China and Russia are shaping events more subtly. Beijing prioritizes infrastructure and Belt and Road projects, avoiding overt political involvement while maintaining close ties with both Addis Ababa and Asmara. Russia has gone further, maintaining its go-to status for arms sales and exploring Red Sea basing options, while also aiding Ethiopia in building up its defence. Both powers prefer stability but remain unlikely to mediate actively unless their commercial or security interests are threatened.

Each of these powers, in spite of having differing goals in the region, has common interests in its stability and the avoidance of war. the international community, therefore, stands united in the goal of mediating between Asmara and Addis Ababa.

Preventing escalation will require coordinated diplomatic pressure and practical incentives. Direct talks between Addis Ababa and Asmara remain essential. International partners should reassure that its sovereignty is not up for discussion, while reassuring Ethiopia that its coastal concerns can be addressed through legal agreements and investment in shared port infrastructure. Eritrea, for its part, must see diplomatic pressure to withdraw its forces from Ethiopian soil and halt support for rebel groups. Targeted sanctions and the promise of economic engagement can help reinforce these messages.

Regional institutions should play a central role. The African Union and IGAD can provide mediation platforms, while trusted neighbors such as Kenya, Saudi Arabia, or Turkey could quietly convey security assurances. External powers should resist one-sided narratives, urging both governments to commit to dialogue while privately discouraging Eritrean brinkmanship. The tools exist: diplomatic pressure, economic incentives, and multilateral forums, to defuse this crisis if deployed quickly and consistently.
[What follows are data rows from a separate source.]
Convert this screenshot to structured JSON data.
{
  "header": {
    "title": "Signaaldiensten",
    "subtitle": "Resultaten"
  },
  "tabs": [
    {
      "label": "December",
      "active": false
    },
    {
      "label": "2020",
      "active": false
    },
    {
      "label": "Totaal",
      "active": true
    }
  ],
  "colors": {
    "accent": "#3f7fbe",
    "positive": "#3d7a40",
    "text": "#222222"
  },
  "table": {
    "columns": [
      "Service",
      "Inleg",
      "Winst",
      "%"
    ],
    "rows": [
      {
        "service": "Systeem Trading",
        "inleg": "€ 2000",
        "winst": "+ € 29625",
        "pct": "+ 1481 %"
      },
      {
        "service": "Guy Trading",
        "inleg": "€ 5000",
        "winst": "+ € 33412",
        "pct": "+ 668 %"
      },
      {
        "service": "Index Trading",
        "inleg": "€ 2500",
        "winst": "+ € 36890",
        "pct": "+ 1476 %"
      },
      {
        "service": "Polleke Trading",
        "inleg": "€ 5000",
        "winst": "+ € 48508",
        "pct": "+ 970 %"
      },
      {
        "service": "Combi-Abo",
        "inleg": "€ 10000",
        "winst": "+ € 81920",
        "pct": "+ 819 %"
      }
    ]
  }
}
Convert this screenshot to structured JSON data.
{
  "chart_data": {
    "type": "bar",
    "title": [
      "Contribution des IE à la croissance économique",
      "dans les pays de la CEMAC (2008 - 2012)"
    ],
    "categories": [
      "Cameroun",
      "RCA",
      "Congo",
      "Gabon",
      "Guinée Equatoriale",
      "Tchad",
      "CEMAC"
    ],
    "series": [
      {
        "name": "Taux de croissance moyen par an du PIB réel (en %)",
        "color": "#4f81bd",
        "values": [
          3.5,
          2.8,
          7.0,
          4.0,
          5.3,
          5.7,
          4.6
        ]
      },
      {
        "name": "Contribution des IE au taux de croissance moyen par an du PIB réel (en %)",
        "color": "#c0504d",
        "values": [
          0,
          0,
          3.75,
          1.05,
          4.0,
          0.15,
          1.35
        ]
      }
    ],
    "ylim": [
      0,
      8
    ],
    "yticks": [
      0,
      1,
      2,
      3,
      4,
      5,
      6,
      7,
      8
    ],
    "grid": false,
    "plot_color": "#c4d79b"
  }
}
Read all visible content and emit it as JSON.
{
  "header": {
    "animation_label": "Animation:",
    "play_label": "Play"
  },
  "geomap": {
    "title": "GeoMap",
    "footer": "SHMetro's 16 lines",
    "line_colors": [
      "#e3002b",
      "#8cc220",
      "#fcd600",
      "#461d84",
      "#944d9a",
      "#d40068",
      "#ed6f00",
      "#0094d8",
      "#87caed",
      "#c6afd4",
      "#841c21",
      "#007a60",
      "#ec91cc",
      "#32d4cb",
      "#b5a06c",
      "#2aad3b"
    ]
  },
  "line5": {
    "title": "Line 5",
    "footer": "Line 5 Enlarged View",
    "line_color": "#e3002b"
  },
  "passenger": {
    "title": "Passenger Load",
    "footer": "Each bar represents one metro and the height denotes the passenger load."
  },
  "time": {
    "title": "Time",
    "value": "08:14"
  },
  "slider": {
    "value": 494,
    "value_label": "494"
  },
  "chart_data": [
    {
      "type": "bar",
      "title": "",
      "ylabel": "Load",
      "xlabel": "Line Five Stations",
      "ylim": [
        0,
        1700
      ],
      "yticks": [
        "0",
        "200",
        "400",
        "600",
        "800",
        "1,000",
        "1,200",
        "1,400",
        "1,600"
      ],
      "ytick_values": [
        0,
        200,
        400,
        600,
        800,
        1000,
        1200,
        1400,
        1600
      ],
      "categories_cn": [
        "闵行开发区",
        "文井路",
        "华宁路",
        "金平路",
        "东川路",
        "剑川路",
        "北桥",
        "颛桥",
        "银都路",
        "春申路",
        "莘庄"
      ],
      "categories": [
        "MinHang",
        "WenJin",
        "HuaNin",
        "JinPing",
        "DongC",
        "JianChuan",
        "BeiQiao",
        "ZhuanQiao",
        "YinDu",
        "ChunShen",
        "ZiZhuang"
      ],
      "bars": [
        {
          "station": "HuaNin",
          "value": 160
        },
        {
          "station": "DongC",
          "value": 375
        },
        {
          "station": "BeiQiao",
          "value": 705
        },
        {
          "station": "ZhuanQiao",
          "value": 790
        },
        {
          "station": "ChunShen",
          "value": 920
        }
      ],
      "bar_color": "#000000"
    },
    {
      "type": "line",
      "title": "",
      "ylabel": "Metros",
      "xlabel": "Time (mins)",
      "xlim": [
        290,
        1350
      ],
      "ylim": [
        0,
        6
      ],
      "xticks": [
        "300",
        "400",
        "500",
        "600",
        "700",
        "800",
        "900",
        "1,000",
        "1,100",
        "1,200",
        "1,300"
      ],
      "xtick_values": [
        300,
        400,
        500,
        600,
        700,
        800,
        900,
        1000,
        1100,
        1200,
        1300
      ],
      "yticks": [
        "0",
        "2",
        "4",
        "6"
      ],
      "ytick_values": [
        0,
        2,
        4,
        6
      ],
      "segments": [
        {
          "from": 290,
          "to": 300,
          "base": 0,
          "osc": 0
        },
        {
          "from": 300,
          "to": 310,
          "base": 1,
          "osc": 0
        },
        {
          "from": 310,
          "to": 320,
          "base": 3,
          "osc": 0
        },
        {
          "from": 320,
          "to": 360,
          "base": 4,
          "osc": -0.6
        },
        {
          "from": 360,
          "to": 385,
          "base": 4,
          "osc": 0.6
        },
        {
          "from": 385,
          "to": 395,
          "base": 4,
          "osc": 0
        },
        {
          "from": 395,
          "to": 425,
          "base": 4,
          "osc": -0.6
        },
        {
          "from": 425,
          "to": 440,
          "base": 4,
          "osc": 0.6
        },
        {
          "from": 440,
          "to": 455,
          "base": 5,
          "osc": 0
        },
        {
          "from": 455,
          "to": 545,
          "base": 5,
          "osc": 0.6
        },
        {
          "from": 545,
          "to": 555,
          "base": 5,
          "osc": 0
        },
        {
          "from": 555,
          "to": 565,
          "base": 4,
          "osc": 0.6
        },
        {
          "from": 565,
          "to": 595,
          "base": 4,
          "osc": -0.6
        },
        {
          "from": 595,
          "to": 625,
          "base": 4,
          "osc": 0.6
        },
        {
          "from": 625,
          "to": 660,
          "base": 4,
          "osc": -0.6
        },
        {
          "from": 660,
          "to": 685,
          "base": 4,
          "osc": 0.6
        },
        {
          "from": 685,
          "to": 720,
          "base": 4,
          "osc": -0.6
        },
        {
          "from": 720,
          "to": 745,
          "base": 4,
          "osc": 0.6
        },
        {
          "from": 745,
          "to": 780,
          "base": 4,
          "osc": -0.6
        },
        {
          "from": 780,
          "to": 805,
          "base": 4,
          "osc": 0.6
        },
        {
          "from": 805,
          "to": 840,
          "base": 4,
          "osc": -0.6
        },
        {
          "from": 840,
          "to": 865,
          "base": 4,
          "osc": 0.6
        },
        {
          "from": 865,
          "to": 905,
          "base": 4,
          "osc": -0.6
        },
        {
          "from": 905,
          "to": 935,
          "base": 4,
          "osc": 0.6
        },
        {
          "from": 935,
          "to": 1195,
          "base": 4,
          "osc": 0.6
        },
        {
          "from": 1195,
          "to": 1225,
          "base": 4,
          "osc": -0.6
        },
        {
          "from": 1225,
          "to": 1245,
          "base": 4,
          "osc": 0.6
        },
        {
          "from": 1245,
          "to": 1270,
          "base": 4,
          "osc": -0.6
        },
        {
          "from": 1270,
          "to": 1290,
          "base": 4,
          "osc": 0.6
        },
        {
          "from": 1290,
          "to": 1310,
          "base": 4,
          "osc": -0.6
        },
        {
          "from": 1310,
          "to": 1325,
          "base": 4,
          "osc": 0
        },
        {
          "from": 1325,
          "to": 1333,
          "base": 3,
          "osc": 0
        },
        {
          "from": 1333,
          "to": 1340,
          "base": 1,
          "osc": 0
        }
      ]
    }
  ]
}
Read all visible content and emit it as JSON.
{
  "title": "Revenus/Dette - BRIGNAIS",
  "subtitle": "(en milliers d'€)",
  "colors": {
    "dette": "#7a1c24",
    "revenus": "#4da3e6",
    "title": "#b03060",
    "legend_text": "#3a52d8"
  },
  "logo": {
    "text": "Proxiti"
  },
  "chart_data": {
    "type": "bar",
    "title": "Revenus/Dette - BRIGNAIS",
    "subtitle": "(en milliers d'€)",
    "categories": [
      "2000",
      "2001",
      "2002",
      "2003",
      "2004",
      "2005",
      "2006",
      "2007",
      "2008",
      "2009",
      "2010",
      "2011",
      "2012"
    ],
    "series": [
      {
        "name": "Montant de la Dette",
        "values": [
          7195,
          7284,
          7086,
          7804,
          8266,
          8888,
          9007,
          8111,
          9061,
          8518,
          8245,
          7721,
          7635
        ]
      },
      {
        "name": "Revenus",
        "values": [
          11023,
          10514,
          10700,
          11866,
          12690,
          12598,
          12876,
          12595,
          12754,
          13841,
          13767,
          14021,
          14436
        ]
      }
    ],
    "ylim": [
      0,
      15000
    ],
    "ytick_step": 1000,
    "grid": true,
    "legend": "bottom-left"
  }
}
However unlikely, Global powers, with the aid of Gulf states and regional organizations, should facilitate the revival of the 2018 peace agreement or the making of a new framework that addresses the concerns of both Eritrea and Ethiopia.

The alternative, a return to war, would be disastrous for the Horn of Africa and for the global economy. The Red Sea is too vital, and the humanitarian costs too grave, for the international community to allow old rivalries to spiral into open conflict again.